Zahir Ibrahim Named Chief Financial Officer at BARK, Inc. (NYSE: BARK), the e-commerce and content company for dog lovers, effective immediately. Most recently, Ibrahim was the chief financial officer and chief administrative officer of the startup Do Good Foods LLC. Prior to that, he served as the Chief Financial Officer of KIND LLC, a healthy snack company. Ibrahim also previously served as CFO at Annie’s Inc., a natural and organic food company. He also held a number of roles at Molson Coors Brewing Company, culminating in Vice President, Controller and Chief Accounting Officer. Earlier in his career, Ibrahim held senior finance positions at CML Innovative Technologies, Elementis Specialties and Pirelli Tires.

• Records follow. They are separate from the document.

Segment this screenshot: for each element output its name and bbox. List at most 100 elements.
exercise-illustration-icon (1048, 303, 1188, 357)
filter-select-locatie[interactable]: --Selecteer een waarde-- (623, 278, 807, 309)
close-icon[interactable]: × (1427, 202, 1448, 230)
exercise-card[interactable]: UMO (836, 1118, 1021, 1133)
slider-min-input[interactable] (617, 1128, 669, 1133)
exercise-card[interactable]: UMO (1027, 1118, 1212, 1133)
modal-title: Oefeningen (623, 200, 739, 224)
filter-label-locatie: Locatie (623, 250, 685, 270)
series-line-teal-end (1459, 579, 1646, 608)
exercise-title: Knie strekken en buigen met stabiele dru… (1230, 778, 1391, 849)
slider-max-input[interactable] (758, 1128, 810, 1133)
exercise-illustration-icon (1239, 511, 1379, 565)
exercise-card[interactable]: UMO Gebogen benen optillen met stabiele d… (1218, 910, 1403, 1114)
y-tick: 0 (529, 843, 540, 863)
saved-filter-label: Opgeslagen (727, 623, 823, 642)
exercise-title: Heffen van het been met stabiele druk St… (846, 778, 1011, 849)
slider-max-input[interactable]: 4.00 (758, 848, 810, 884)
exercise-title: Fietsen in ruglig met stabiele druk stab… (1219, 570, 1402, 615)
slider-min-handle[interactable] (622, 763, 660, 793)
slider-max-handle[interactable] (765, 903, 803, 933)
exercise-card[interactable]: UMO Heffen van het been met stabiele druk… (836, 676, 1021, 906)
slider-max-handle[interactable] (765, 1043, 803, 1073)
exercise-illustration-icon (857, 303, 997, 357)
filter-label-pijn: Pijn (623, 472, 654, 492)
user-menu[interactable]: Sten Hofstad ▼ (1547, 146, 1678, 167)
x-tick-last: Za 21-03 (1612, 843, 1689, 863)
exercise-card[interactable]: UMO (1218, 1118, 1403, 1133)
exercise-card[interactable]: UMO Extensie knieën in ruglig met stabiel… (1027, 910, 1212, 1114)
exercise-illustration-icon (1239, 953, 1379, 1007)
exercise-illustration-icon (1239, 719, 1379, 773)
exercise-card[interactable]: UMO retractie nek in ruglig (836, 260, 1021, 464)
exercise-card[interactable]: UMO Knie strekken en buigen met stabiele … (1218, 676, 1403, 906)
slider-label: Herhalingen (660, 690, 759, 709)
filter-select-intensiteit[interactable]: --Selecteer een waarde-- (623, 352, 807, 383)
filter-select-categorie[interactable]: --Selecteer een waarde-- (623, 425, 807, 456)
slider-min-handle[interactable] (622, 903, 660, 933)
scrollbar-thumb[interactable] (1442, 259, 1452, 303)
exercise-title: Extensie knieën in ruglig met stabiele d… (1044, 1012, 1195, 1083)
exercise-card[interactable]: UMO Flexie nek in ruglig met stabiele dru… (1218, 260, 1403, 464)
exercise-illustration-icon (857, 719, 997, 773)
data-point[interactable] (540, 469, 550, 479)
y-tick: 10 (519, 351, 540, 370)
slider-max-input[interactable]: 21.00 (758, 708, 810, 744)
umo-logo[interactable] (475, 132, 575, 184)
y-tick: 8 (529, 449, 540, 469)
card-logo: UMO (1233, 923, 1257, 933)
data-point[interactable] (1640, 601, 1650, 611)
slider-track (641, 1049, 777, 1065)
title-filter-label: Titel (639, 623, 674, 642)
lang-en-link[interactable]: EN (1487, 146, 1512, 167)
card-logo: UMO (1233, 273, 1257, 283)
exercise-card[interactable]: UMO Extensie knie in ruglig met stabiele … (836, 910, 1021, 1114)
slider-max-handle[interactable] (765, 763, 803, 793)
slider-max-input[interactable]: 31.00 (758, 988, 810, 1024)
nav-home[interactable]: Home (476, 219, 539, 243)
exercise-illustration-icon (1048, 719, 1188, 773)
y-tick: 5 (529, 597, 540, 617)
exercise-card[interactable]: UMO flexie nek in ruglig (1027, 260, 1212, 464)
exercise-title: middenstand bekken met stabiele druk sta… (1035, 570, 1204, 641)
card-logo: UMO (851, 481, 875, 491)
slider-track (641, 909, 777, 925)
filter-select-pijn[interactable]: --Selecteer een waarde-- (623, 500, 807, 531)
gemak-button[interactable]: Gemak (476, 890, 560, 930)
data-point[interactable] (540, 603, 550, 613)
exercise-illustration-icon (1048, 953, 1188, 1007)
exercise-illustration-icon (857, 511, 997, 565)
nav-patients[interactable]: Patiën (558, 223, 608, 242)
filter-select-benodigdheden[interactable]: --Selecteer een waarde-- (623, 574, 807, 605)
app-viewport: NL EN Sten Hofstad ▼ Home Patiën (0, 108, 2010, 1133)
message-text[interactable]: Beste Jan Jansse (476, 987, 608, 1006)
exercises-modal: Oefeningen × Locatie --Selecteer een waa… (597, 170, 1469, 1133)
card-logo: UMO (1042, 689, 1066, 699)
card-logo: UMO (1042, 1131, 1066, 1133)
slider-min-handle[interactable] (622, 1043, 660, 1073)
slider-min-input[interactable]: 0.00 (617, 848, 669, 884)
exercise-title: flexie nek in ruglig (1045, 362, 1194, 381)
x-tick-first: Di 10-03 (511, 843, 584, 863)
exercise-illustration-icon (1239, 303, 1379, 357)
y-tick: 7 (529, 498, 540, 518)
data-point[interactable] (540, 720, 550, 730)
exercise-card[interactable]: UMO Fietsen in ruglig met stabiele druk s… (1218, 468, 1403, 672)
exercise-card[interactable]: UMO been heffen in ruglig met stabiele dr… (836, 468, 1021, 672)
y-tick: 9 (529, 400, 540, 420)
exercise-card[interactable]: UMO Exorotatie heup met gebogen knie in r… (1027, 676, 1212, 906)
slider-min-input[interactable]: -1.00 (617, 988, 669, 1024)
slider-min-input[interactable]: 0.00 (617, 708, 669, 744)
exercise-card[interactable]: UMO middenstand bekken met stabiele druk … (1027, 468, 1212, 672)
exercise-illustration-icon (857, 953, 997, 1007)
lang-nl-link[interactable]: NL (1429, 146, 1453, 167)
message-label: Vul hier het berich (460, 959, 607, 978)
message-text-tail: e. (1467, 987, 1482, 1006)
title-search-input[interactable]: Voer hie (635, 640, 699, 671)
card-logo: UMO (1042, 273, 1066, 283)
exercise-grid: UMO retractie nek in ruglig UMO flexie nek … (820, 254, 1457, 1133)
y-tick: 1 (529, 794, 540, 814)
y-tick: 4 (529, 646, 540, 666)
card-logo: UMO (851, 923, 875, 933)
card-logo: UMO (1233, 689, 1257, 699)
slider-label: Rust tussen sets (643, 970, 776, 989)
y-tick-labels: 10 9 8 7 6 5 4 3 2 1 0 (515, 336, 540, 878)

Paul K.Ito was promoted to EVP and CFO at Hawaiian Electric Industries, Inc. (HEI) (NYSE: HE), the parent company of Hawaiian Electric Company, Inc. and American Savings Bank, FSB, effective January 1. Ito serves as the interim Chief Financial Officer of HEI since July 2022. He was selected following a nationwide search. Ito has been with HEI since 2018, where he served as vice president of tax, controller and treasurer. He also manages HEI’s information technology efforts, leading digital transformation initiatives in accounting, taxation and financial reporting.
Renee Lentini appointed as interim CFO at ImmunoGen, Inc. (Nasdaq: IMGN), as Susan Altschuller, current Senior Vice President and Chief Financial Officer, on leave under the Medical and Family Leaves Act, will not resume employment after when on leave. Lentini most recently served as deputy chief financial officer and chief accountant. Since joining ImmunoGen in 2004, Lentini has held positions of increasing responsibility with the company’s financial organization, including overseeing global accounting, taxation and treasury. ImmunoGen is looking for a long-term replacement for Altschuller.
“Vulnerability is very important and being a trusted leader is very important. The more my team knows about me and the more comfortable they feel I am sharing this with them, they the closer they feel to the company and the more comfortable they feel sharing this with them, understanding what we’re after.”
—Saks CEO Marc Metrick, who oversees the luxury brand’s digital component, a separate corporate entity from Saks Fifth Avenue stores, talk to Asset leadership and affluent consumers seem unfazed by the market turmoil.